Considérant qu’aux termes des dispositions de l’article 14 de la loi du 3 août 1995 : "Sont amnistiés les faits commis avant le 18 mai 1995 en tant qu’ils constituent des fautes passibles de sanctions disciplinaires ou professionnelles (...) sont exceptés du bénéfice de l’amnistie prévue par le présent Article 1er faits constituant des manquements à la probité, aux bonnes moeurs et à l’honneur" ;

Considérant que, pour infliger à M. B. la sanction d’interdiction d’exercer la pharmacie pendant six mois pour laquelle l’intéressé demande le bénéfice de l’amnistie, le Conseil national de l’ordre des pharmaciens, dans sa décision du 8 juin 1995, a retenu à l’encontre de ce praticien cinq griefs ; que quatre de ces griefs sont tirés respectivement de ce que l’officine fonctionnait lors de l’inspection ayant donné lieu à la procédure disciplinaire en l’absence de tout pharmacien ou personne qualifiée, de ce que M. B. n’était assisté, à l’époque, que d’une seule pharmacienne assistante, de surcroît non-inscrite au tableau de l’ordre, alors que le chiffre d’affaire qu’il réalisait aurait nécessité la présence effective de quatre pharmaciens à plein temps, de ce que la comptabilité des stupéfiants n’avait pas été effectuée depuis quatre ans, et enfin de ce que la tenue du préparatoire laissait à désirer, des substances vénéneuses n’étant notamment pas séparées entre elles, ni tenues sous clés pour certaines d’entre elles qui auraient dû l’être ; qu’en dépit des circonstances invoquées par le requérant, qui fait valoir que l’absence de pharmacien a été ponctuelle et involontaire et que les autres manquements reprochés ont été rapidement régularisés, parfois même avant le dépôt de toute plainte les concernant, chacun des faits susmentionnés constitue un manquement à l’honneur professionnel ; qu’en revanche, le dernier grief, tiré de ce que de nombreuses accroches promotionnelles étaient apposées dans l’officine de M. B. en violation de l’article R. 5015-22 du code de la santé publique ne constitue pas un manquement à la probité, aux bonnes moeurs et à l’honneur ; que de tels faits, qui ont été commis avant le 18 mai 1995 sont, dès lors, amnistiés en application de l’article 14 de la loi du 3 août 1995 précité ; qu’eu égard aux effets de l’amnistie ainsi accordée, la sanction d’interdiction d’exercer la pharmacie pendant six mois qui a été infligée à M. B. , par une décision devenue définitive, ne produira, si elle n’a pas été entièrement exécutée, ses effets que pour une période de cinq mois ;

D E C I D E :

Article 1er : La décision du 14 décembre 1999 du Conseil national de l’ordre des pharmaciens est annulée.

Article 2 : La méconnaissance de l’article R. 5015-22 du code de la santé publique retenue à l’encontre de M. B. par la décision du 8 juin 1995 du Conseil national de l’ordre des pharmaciens est amnistiée.

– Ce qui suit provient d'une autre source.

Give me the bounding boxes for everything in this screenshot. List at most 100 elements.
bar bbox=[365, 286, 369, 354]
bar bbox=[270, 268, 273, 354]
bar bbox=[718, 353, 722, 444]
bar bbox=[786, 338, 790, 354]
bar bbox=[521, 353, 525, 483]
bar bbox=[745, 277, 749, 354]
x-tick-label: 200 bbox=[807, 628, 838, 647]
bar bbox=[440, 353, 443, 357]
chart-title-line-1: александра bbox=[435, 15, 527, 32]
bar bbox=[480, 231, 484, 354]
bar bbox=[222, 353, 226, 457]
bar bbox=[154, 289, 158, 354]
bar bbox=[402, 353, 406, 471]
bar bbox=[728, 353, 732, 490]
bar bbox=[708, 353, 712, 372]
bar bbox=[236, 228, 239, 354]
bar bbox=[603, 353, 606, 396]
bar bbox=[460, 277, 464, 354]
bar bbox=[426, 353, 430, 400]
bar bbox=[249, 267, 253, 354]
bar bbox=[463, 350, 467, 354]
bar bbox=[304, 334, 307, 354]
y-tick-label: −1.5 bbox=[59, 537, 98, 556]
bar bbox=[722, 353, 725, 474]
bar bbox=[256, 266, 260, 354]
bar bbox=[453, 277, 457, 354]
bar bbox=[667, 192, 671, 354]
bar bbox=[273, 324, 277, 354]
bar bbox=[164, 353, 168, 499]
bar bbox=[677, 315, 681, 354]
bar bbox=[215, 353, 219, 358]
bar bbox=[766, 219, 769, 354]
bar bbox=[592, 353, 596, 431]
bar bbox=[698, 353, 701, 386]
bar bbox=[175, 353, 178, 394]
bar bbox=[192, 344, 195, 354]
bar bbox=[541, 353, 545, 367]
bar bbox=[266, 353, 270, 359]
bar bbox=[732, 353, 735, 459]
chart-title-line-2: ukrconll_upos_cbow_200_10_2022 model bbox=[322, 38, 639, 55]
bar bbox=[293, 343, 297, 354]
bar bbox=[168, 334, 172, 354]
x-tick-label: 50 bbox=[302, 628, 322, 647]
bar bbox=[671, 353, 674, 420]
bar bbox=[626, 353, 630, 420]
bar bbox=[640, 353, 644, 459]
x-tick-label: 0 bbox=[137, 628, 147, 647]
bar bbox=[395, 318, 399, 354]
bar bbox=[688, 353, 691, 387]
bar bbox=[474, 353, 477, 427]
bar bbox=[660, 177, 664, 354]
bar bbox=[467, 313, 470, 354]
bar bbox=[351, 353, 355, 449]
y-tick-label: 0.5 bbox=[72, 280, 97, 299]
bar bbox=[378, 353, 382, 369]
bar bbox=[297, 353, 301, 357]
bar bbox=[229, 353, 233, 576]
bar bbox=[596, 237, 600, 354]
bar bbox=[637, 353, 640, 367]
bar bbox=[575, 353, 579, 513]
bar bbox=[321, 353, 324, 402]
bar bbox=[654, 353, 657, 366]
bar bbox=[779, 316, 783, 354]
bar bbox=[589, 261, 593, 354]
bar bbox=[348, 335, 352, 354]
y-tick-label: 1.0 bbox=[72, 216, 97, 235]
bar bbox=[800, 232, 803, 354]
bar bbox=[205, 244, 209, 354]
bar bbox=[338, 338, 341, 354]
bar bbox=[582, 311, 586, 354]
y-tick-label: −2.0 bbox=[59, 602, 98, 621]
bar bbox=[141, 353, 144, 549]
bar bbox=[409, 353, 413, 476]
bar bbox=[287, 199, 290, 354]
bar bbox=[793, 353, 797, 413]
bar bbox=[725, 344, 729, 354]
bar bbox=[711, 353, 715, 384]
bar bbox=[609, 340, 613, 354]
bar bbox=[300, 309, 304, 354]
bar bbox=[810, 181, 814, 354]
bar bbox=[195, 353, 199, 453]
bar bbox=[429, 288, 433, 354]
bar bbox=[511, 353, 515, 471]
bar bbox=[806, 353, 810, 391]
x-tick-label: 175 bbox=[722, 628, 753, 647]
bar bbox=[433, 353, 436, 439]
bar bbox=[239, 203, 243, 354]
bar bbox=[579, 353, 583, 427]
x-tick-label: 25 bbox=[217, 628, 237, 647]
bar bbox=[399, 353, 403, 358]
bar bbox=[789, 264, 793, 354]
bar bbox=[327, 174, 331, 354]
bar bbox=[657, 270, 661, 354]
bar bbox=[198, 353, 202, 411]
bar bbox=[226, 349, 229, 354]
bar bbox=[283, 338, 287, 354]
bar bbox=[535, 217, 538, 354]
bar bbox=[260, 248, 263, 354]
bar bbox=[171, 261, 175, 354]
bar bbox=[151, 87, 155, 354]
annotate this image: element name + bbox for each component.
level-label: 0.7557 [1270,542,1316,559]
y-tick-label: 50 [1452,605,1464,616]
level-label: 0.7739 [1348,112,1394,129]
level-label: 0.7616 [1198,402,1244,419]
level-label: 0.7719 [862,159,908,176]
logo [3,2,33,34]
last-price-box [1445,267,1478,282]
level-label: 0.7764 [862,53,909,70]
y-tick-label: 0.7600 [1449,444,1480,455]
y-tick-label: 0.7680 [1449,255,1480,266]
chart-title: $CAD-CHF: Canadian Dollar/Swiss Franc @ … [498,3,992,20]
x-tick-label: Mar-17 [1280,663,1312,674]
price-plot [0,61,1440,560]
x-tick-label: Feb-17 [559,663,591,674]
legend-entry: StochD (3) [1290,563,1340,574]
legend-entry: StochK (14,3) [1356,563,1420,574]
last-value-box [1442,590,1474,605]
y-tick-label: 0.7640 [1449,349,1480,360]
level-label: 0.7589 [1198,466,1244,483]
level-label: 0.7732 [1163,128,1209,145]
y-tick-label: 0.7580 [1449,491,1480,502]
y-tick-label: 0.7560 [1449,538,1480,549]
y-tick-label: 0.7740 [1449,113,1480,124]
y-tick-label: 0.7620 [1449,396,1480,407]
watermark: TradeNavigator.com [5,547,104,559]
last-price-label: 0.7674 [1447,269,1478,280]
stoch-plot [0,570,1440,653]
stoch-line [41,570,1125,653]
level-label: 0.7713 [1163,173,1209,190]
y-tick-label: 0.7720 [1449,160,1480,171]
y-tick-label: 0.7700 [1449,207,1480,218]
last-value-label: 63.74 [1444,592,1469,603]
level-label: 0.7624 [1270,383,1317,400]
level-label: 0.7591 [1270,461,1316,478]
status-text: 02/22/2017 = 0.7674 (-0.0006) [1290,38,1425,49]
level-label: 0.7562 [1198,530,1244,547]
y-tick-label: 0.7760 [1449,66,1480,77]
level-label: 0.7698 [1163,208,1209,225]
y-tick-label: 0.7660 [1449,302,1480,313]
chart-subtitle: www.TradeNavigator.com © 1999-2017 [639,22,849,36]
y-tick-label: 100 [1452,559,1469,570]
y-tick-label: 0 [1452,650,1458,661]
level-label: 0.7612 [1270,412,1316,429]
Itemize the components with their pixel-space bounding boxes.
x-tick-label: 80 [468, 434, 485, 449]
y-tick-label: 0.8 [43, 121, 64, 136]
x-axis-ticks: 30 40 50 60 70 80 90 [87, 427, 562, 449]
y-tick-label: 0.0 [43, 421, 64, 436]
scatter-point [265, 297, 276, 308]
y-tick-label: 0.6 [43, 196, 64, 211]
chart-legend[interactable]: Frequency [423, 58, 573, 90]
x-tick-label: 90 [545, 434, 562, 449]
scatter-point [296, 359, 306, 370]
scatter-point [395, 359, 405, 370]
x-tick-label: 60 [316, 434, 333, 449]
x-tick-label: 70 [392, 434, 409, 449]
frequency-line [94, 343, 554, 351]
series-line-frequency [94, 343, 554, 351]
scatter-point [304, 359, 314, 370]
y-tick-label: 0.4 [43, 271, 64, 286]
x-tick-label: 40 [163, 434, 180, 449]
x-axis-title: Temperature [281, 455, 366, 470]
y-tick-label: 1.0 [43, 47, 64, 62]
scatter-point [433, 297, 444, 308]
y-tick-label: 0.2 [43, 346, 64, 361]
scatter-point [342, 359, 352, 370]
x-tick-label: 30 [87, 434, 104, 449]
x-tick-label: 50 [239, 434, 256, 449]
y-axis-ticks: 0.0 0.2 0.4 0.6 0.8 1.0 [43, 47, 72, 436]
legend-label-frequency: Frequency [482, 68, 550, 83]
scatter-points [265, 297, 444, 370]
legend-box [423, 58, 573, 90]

L’interdiction d’exercer la pharmacie pendant six mois prononcée par ladite décision ne produira, si elle n’a pas été entièrement exécutée, ses effets que pour une période de cinq mois.

Article 3 : Le surplus de la demande présentée le 7 février 1996 par M. B. devant le Conseil national de l’ordre des pharmaciens tendant à obtenir le bénéfice de la loi d’amnistie du 3 août 1995 est rejeté.

Article 4 : La présente décision sera notifiée à M. Fred B. , au Conseil national de l’ordre des pharmaciens et au ministre des affaires sociales, du travail et de la solidarité.